Disabled students and staff in universities

Wendy Merchant, Victoria Mason-Angelow, Stuart Read, Stephen D’Evelyn; Sheila Trahar, Sue Porter

This project started at the point when the Disabled Students’ Allowance (DSA) had been severely reduced during 2014, with the intention that universities would take responsibility internally for providing an environment in which the need for individual support would be reduced. Following this, provision of individual support at UK universities was outsourced, and in January 2017 guidance was issued by the Disabled Students Sector Leadership Group to vice chancellors and senior managers about ‘inclusive teaching and learning’. 

This context provided a perfect opportunity for disabled students themselves to contribute to this debate, enabling our own university to develop its strategic plan for greater inclusivity and diversity. The goal was to:

“Listen to how disabled students formulate their own experiences of the barriers that they encounter in the higher education environment, and what it takes to improve their inclusion in education.” (p.3) 

While the research data were all collected at our own university, we know from the literature and the surge in interest in conferences across the UK that these issues are not unique to Bristol, nor even to the UK. The method followed a participatory model, where student researchers took the lead in planning and in creating a platform for their own agenda, as it developed during the project. Nine students, all female, responded to a call for a ‘co-research’ group, and they remained central to the research activity in this project for the first two years of the study, holding 13 group meetings where they reflected on their own experiences at the university. One of the significant gains from this group was their own growing sense of empowerment and peer support, which several of them said they had never experienced at the university previously. They successfully applied for funding from the 2016 ESRC Thinking Futures Festival, in which they held a Forum Theatre event, enacting scenarios based on their experiences, and asking the audience (the ‘spectactors’) to intervene and reconstruct the action. 

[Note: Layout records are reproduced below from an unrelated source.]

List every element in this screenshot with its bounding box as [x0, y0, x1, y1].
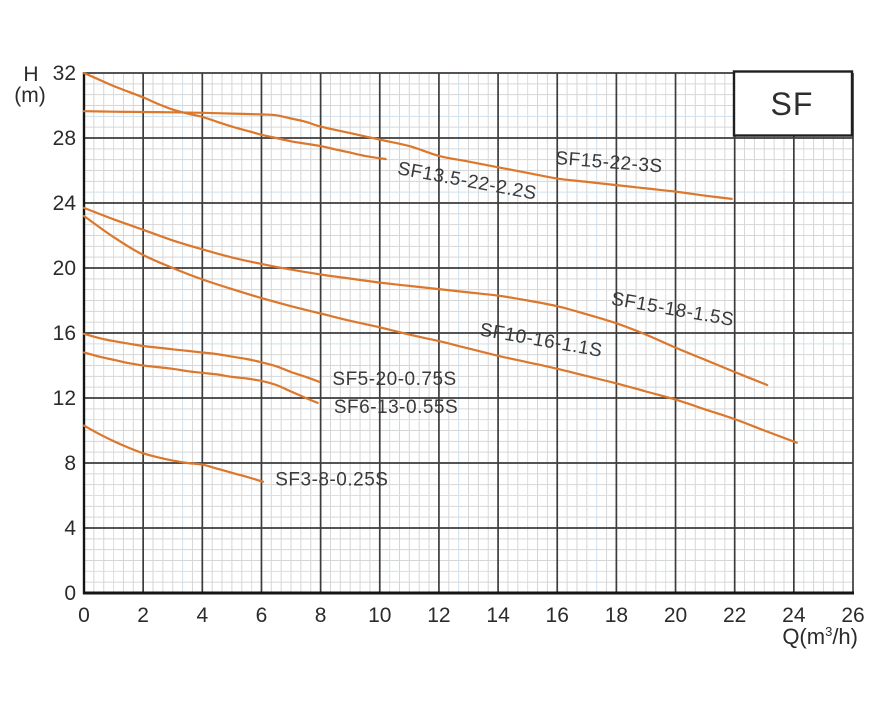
legend-label: SF	[771, 86, 814, 122]
x-tick-label-18: 18	[605, 604, 628, 627]
curve-sf13-5-22-2-2s	[82, 71, 387, 161]
curve-sf5-20-0-75s	[82, 332, 321, 383]
x-tick-label-10: 10	[368, 604, 391, 627]
x-tick-label-4: 4	[196, 604, 208, 627]
x-tick-label-14: 14	[486, 604, 510, 627]
y-tick-label-24: 24	[53, 192, 77, 215]
y-tick-label-12: 12	[53, 387, 76, 410]
y-axis-title-h: H	[23, 63, 38, 86]
x-tick-label-20: 20	[664, 604, 687, 627]
x-tick-label-2: 2	[137, 604, 149, 627]
curve-sf10-16-1-1s	[82, 214, 798, 444]
y-tick-label-20: 20	[53, 257, 76, 280]
x-tick-label-12: 12	[427, 604, 450, 627]
y-tick-label-8: 8	[64, 452, 76, 475]
y-tick-label-28: 28	[53, 127, 76, 150]
curve-label-sf15-22-3s: SF15-22-3S	[555, 148, 664, 177]
x-axis-title: Q(m3/h)	[782, 624, 858, 649]
x-tick-label-24: 24	[782, 604, 806, 627]
x-tick-label-8: 8	[315, 604, 327, 627]
curve-label-sf6-13-0-55s: SF6-13-0.55S	[334, 397, 458, 418]
y-tick-label-0: 0	[64, 582, 76, 605]
x-tick-label-0: 0	[78, 604, 90, 627]
x-tick-label-16: 16	[546, 604, 569, 627]
curve-label-sf13-5-22-2-2s: SF13.5-22-2.2S	[396, 158, 539, 204]
curve-label-sf5-20-0-75s: SF5-20-0.75S	[332, 369, 456, 390]
y-tick-label-16: 16	[53, 322, 76, 345]
y-tick-label-4: 4	[64, 517, 76, 540]
x-tick-label-26: 26	[841, 604, 864, 627]
curve-sf15-18-1-5s	[82, 206, 769, 387]
x-tick-label-22: 22	[723, 604, 746, 627]
curve-sf3-8-0-25s	[82, 424, 264, 483]
legend-box	[732, 70, 854, 137]
y-tick-label-32: 32	[53, 62, 76, 85]
curve-sf6-13-0-55s	[82, 351, 319, 404]
y-axis-title-unit: (m)	[14, 84, 45, 107]
curve-label-sf3-8-0-25s: SF3-8-0.25S	[275, 470, 388, 491]
curve-sf15-22-3s	[82, 110, 733, 200]
curve-label-sf15-18-1-5s: SF15-18-1.5S	[610, 289, 736, 331]
x-tick-label-6: 6	[256, 604, 268, 627]
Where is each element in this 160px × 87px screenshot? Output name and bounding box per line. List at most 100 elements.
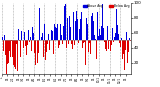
Bar bbox=[118, 34, 119, 40]
Bar bbox=[87, 34, 88, 40]
Bar bbox=[11, 40, 12, 41]
Bar bbox=[23, 40, 24, 48]
Bar bbox=[74, 40, 75, 45]
Bar bbox=[43, 40, 44, 57]
Bar bbox=[18, 29, 19, 40]
Bar bbox=[79, 29, 80, 40]
Bar bbox=[75, 21, 76, 40]
Bar bbox=[56, 27, 57, 40]
Bar bbox=[59, 12, 60, 40]
Bar bbox=[120, 40, 121, 47]
Bar bbox=[26, 40, 27, 55]
Bar bbox=[27, 40, 28, 45]
Bar bbox=[70, 27, 71, 40]
Bar bbox=[128, 40, 129, 42]
Bar bbox=[93, 21, 94, 40]
Bar bbox=[82, 40, 83, 48]
Bar bbox=[52, 31, 53, 40]
Bar bbox=[68, 40, 69, 44]
Bar bbox=[5, 40, 6, 55]
Bar bbox=[77, 19, 78, 40]
Bar bbox=[29, 40, 30, 42]
Bar bbox=[125, 40, 126, 50]
Bar bbox=[55, 27, 56, 40]
Bar bbox=[25, 28, 26, 40]
Bar bbox=[96, 40, 97, 59]
Bar bbox=[91, 16, 92, 40]
Bar bbox=[8, 40, 9, 71]
Bar bbox=[127, 40, 128, 47]
Bar bbox=[80, 19, 81, 40]
Bar bbox=[124, 40, 125, 70]
Bar bbox=[51, 30, 52, 40]
Bar bbox=[67, 18, 68, 40]
Bar bbox=[2, 40, 3, 50]
Bar bbox=[86, 17, 87, 40]
Bar bbox=[89, 40, 90, 43]
Bar bbox=[3, 40, 4, 51]
Bar bbox=[35, 40, 36, 65]
Bar bbox=[111, 40, 112, 45]
Bar bbox=[49, 40, 50, 50]
Bar bbox=[107, 26, 108, 40]
Bar bbox=[113, 40, 114, 42]
Bar bbox=[19, 40, 20, 74]
Bar bbox=[100, 35, 101, 40]
Bar bbox=[73, 12, 74, 40]
Bar bbox=[30, 37, 31, 40]
Bar bbox=[10, 40, 11, 57]
Bar bbox=[9, 40, 10, 51]
Bar bbox=[123, 40, 124, 54]
Bar bbox=[34, 40, 35, 53]
Bar bbox=[13, 40, 14, 65]
Bar bbox=[101, 26, 102, 40]
Bar bbox=[39, 8, 40, 40]
Bar bbox=[99, 29, 100, 40]
Bar bbox=[31, 40, 32, 51]
Bar bbox=[106, 40, 107, 51]
Bar bbox=[60, 18, 61, 40]
Bar bbox=[105, 40, 106, 49]
Bar bbox=[129, 38, 130, 40]
Bar bbox=[64, 6, 65, 40]
Bar bbox=[15, 40, 16, 69]
Bar bbox=[90, 40, 91, 54]
Bar bbox=[119, 40, 120, 43]
Bar bbox=[45, 40, 46, 60]
Bar bbox=[117, 25, 118, 40]
Bar bbox=[37, 40, 38, 63]
Bar bbox=[33, 33, 34, 40]
Bar bbox=[71, 40, 72, 44]
Bar bbox=[98, 36, 99, 40]
Bar bbox=[58, 40, 59, 48]
Bar bbox=[38, 40, 39, 53]
Bar bbox=[121, 38, 122, 40]
Bar bbox=[115, 40, 116, 41]
Bar bbox=[14, 40, 15, 67]
Bar bbox=[21, 31, 22, 40]
Bar bbox=[76, 11, 77, 40]
Legend: Above Avg, Below Avg: Above Avg, Below Avg bbox=[83, 4, 130, 9]
Bar bbox=[28, 30, 29, 40]
Bar bbox=[7, 40, 8, 57]
Bar bbox=[42, 40, 43, 41]
Bar bbox=[81, 12, 82, 40]
Bar bbox=[110, 20, 111, 40]
Bar bbox=[63, 26, 64, 40]
Bar bbox=[130, 40, 131, 41]
Bar bbox=[41, 37, 42, 40]
Bar bbox=[66, 40, 67, 48]
Bar bbox=[104, 40, 105, 42]
Bar bbox=[102, 4, 103, 40]
Bar bbox=[61, 35, 62, 40]
Bar bbox=[122, 40, 123, 59]
Bar bbox=[47, 34, 48, 40]
Bar bbox=[94, 35, 95, 40]
Bar bbox=[62, 40, 63, 44]
Bar bbox=[4, 35, 5, 40]
Bar bbox=[88, 38, 89, 40]
Bar bbox=[108, 40, 109, 49]
Bar bbox=[6, 40, 7, 74]
Bar bbox=[46, 40, 47, 52]
Bar bbox=[32, 27, 33, 40]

During the second phase of the project, five of the group created their own personal reflections in written form. Group members assisted the research associate by carrying out interviews (15) with disabled students across the university, and helped to analyse these. Their own project reached a conclusion before their studies and careers led them away from Bristol, and they took part in a collaborative writing weekend, producing a ‘zine’ which expressed their experiences as well as their analysis and reflection on what needed to happen in the university.

During the early phases of the research, it became apparent that the disabled students’ experience was matched by similar issues amongst disabled staff. This project therefore expanded its remit, to include a focus on disabled staff in the university and was led by disabled staff in our own project. This part of the project followed a similar model to that of the disabled students, with an auto-ethnography focusing on ongoing experiences and on the actions taken to tackle disabling issues in the university. Several of the group were also active in their support of the Staff Disability Forum, which had previously struggled to attract membership across the university. The data was subsequently enhanced by 13 semi-structured interviews with other disabled staff members across the university.  Data for both the student and staff side were transcribed and analysed using process coding, so that we could describe the shape of some of the practices in which participants’ experiences were grounded.